In advance of the intervention visit, patients were sent a questionnaire from the coordinating centre. Also in advance of the intervention visit, patients were centrally randomised to the intervention or standard care to allow the clinic nurse to prepare to follow the allocated intervention schedule. At the visit, patients allocated to the intervention took part in a consultation, intended to last 50 min, with the clinic nurse that included the intervention (approximately 30 min) and data collection (approximately 20 min). The standard care visit lasted approximately 20 min during which study data were collected. At the intervention visit, blood samples were taken from all patients and enquiries were made about any possible adverse events including hypoglycaemia. All patients were dispensed their usual prescription for metformin or alternative oral glucose lowering agent in a medication monitoring device. A postal questionnaire was completed one week after the intervention visit.
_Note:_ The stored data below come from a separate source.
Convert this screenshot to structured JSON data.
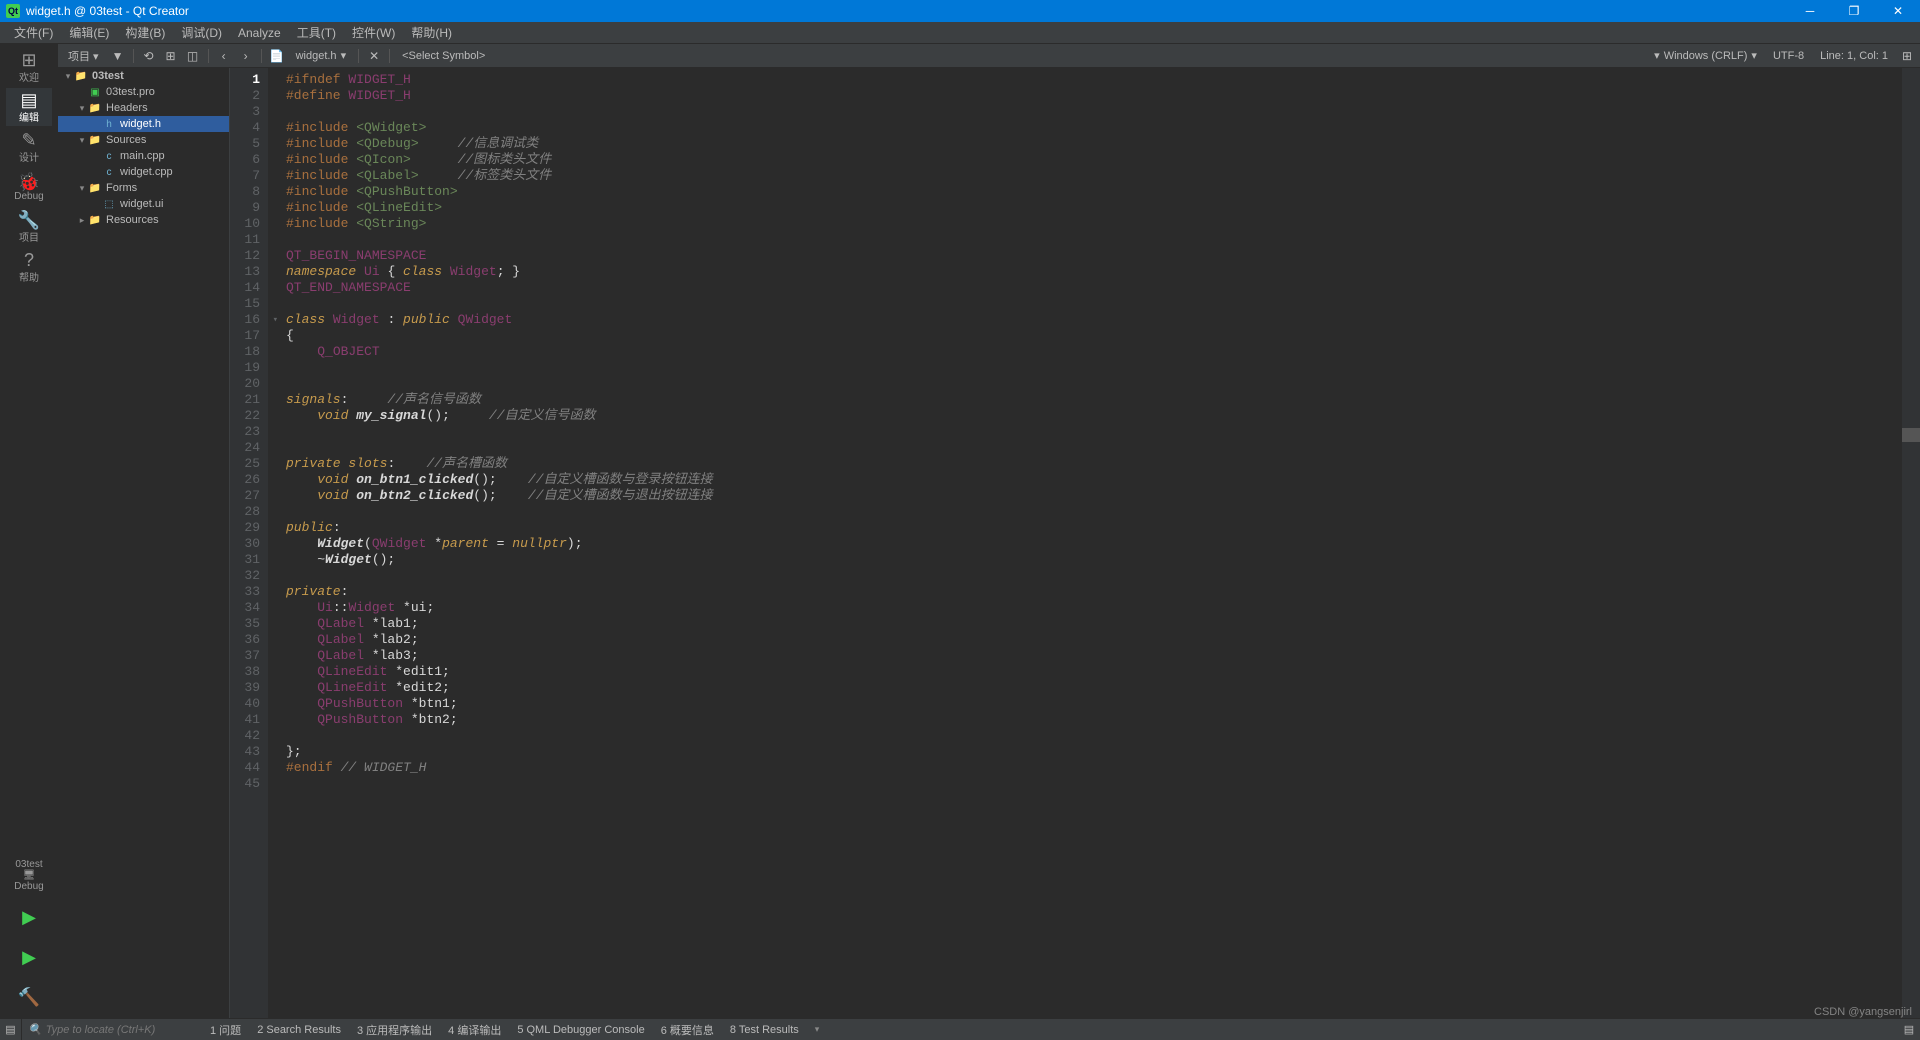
{
  "title": "widget.h @ 03test - Qt Creator",
  "menu": [
    "文件(F)",
    "编辑(E)",
    "构建(B)",
    "调试(D)",
    "Analyze",
    "工具(T)",
    "控件(W)",
    "帮助(H)"
  ],
  "toolbar": {
    "project_sel": "项目 ▾",
    "file_tab": "widget.h",
    "symbol": "<Select Symbol>",
    "encoding": "Windows (CRLF)",
    "enc2": "UTF-8",
    "pos": "Line: 1, Col: 1"
  },
  "modes": [
    {
      "label": "欢迎",
      "icon": "⊞"
    },
    {
      "label": "编辑",
      "icon": "▤",
      "active": true
    },
    {
      "label": "设计",
      "icon": "✎"
    },
    {
      "label": "Debug",
      "icon": "🐞"
    },
    {
      "label": "项目",
      "icon": "🔧"
    },
    {
      "label": "帮助",
      "icon": "?"
    }
  ],
  "kits": [
    {
      "label": "03test",
      "icon": "🖥"
    },
    {
      "label": "Debug",
      "icon": "🖥"
    }
  ],
  "run_icons": [
    "▶",
    "▶",
    "🔨"
  ],
  "tree": {
    "root": "03test",
    "pro": "03test.pro",
    "headers": "Headers",
    "header_items": [
      "widget.h"
    ],
    "sources": "Sources",
    "source_items": [
      "main.cpp",
      "widget.cpp"
    ],
    "forms": "Forms",
    "form_items": [
      "widget.ui"
    ],
    "resources": "Resources"
  },
  "code": [
    {
      "n": 1,
      "h": "<span class='pp'>#ifndef</span> <span class='mac'>WIDGET_H</span>"
    },
    {
      "n": 2,
      "h": "<span class='pp'>#define</span> <span class='mac'>WIDGET_H</span>"
    },
    {
      "n": 3,
      "h": ""
    },
    {
      "n": 4,
      "h": "<span class='pp'>#include</span> <span class='inc'>&lt;QWidget&gt;</span>"
    },
    {
      "n": 5,
      "h": "<span class='pp'>#include</span> <span class='inc'>&lt;QDebug&gt;</span>     <span class='cm'>//信息调试类</span>"
    },
    {
      "n": 6,
      "h": "<span class='pp'>#include</span> <span class='inc'>&lt;QIcon&gt;</span>      <span class='cm'>//图标类头文件</span>"
    },
    {
      "n": 7,
      "h": "<span class='pp'>#include</span> <span class='inc'>&lt;QLabel&gt;</span>     <span class='cm'>//标签类头文件</span>"
    },
    {
      "n": 8,
      "h": "<span class='pp'>#include</span> <span class='inc'>&lt;QPushButton&gt;</span>"
    },
    {
      "n": 9,
      "h": "<span class='pp'>#include</span> <span class='inc'>&lt;QLineEdit&gt;</span>"
    },
    {
      "n": 10,
      "h": "<span class='pp'>#include</span> <span class='inc'>&lt;QString&gt;</span>"
    },
    {
      "n": 11,
      "h": ""
    },
    {
      "n": 12,
      "h": "<span class='mac'>QT_BEGIN_NAMESPACE</span>"
    },
    {
      "n": 13,
      "h": "<span class='kw'>namespace</span> <span class='cls'>Ui</span> { <span class='kw'>class</span> <span class='cls'>Widget</span>; }"
    },
    {
      "n": 14,
      "h": "<span class='mac'>QT_END_NAMESPACE</span>"
    },
    {
      "n": 15,
      "h": ""
    },
    {
      "n": 16,
      "h": "<span class='kw'>class</span> <span class='cls'>Widget</span> : <span class='kw'>public</span> <span class='ty'>QWidget</span>",
      "fold": true
    },
    {
      "n": 17,
      "h": "{"
    },
    {
      "n": 18,
      "h": "    <span class='mac'>Q_OBJECT</span>"
    },
    {
      "n": 19,
      "h": ""
    },
    {
      "n": 20,
      "h": ""
    },
    {
      "n": 21,
      "h": "<span class='kw'>signals</span>:     <span class='cm'>//声名信号函数</span>"
    },
    {
      "n": 22,
      "h": "    <span class='kw'>void</span> <span class='fn'>my_signal</span>();     <span class='cm'>//自定义信号函数</span>"
    },
    {
      "n": 23,
      "h": ""
    },
    {
      "n": 24,
      "h": ""
    },
    {
      "n": 25,
      "h": "<span class='kw'>private</span> <span class='kw'>slots</span>:    <span class='cm'>//声名槽函数</span>"
    },
    {
      "n": 26,
      "h": "    <span class='kw'>void</span> <span class='fn'>on_btn1_clicked</span>();    <span class='cm'>//自定义槽函数与登录按钮连接</span>"
    },
    {
      "n": 27,
      "h": "    <span class='kw'>void</span> <span class='fn'>on_btn2_clicked</span>();    <span class='cm'>//自定义槽函数与退出按钮连接</span>"
    },
    {
      "n": 28,
      "h": ""
    },
    {
      "n": 29,
      "h": "<span class='kw'>public</span>:"
    },
    {
      "n": 30,
      "h": "    <span class='fn'>Widget</span>(<span class='ty'>QWidget</span> *<span class='kw'>parent</span> = <span class='kw'>nullptr</span>);"
    },
    {
      "n": 31,
      "h": "    ~<span class='fn'>Widget</span>();"
    },
    {
      "n": 32,
      "h": ""
    },
    {
      "n": 33,
      "h": "<span class='kw'>private</span>:"
    },
    {
      "n": 34,
      "h": "    <span class='ty'>Ui</span>::<span class='ty'>Widget</span> *ui;"
    },
    {
      "n": 35,
      "h": "    <span class='ty'>QLabel</span> *lab1;"
    },
    {
      "n": 36,
      "h": "    <span class='ty'>QLabel</span> *lab2;"
    },
    {
      "n": 37,
      "h": "    <span class='ty'>QLabel</span> *lab3;"
    },
    {
      "n": 38,
      "h": "    <span class='ty'>QLineEdit</span> *edit1;"
    },
    {
      "n": 39,
      "h": "    <span class='ty'>QLineEdit</span> *edit2;"
    },
    {
      "n": 40,
      "h": "    <span class='ty'>QPushButton</span> *btn1;"
    },
    {
      "n": 41,
      "h": "    <span class='ty'>QPushButton</span> *btn2;"
    },
    {
      "n": 42,
      "h": ""
    },
    {
      "n": 43,
      "h": "};"
    },
    {
      "n": 44,
      "h": "<span class='pp'>#endif</span> <span class='cm'>// WIDGET_H</span>"
    },
    {
      "n": 45,
      "h": ""
    }
  ],
  "status": {
    "locate_placeholder": "Type to locate (Ctrl+K)",
    "panes": [
      "1 问题",
      "2 Search Results",
      "3 应用程序输出",
      "4 编译输出",
      "5 QML Debugger Console",
      "6 概要信息",
      "8 Test Results"
    ]
  },
  "watermark": "CSDN @yangsenjirl"
}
Final follow up for all patients at 20 weeks involved a visit to the clinic nurse and included retrieval of the medication monitoring devices, a blood sample for measurement of HbA1c and a final questionnaire.
Resource use data were collected on the time taken by clinic nurses to deliver the intervention and collect clinical samples at the intervention visit (preparation time, duration of visit and other input) and, in the case of standard care, the time taken to collect clinical information. Data were also collected on the time taken by intervention facilitators to train the nurses and to provide feedback.
Analysis methods
The trial was planned to follow up 200 patients, providing 80% power at the 5% significance level to detect a difference in means between randomised groups of 5% (1.5 days per month difference) in the percentage of days on which the correct number of doses was recorded as being taken. This was based on an estimate of the standard deviation of this measure of 13.5% in a pilot study for the trial conducted in 2001 in Newmarket, Cambridgeshire [10].
Analysis was by intention to treat and continuous outcomes were analysed adjusting for their corresponding baseline value, where this was measured, to improve precision. Where applicable, the missing indicator method was used [18], so that patients with a missing baseline value could be incorporated. Laboratory measurements and medication monitoring data were analysed blind to treatment allocation.
The primary outcome was adherence, defined as the percentage of days over 12 weeks on which the correct number of doses was taken. It was calculated from medication monitoring data recorded from the day after the intervention visit (week 9) following randomisation through to the day of the last visit (week 20). Mean adherence was compared between the intervention and control groups using the non-parametric percentile bootstrap method to derive the difference in means with a 95% confidence interval.
Subgroup analyses were carried out to explore the impact on the intervention effect of pre-specified baseline subgroup variables: HbA1c, age, gender, number of medications, self-reported adherence, and prior randomization to the electronic medication-monitoring device. These were assessed by testing the effect on the primary outcome of the interaction between each subgroup variable and the randomised group. For this purpose, continuous subgroup variables were dichotomised at the median. An additional analysis was carried out to explore the extent to which prior use of the medication-monitoring device affected nine to 20 week adherence.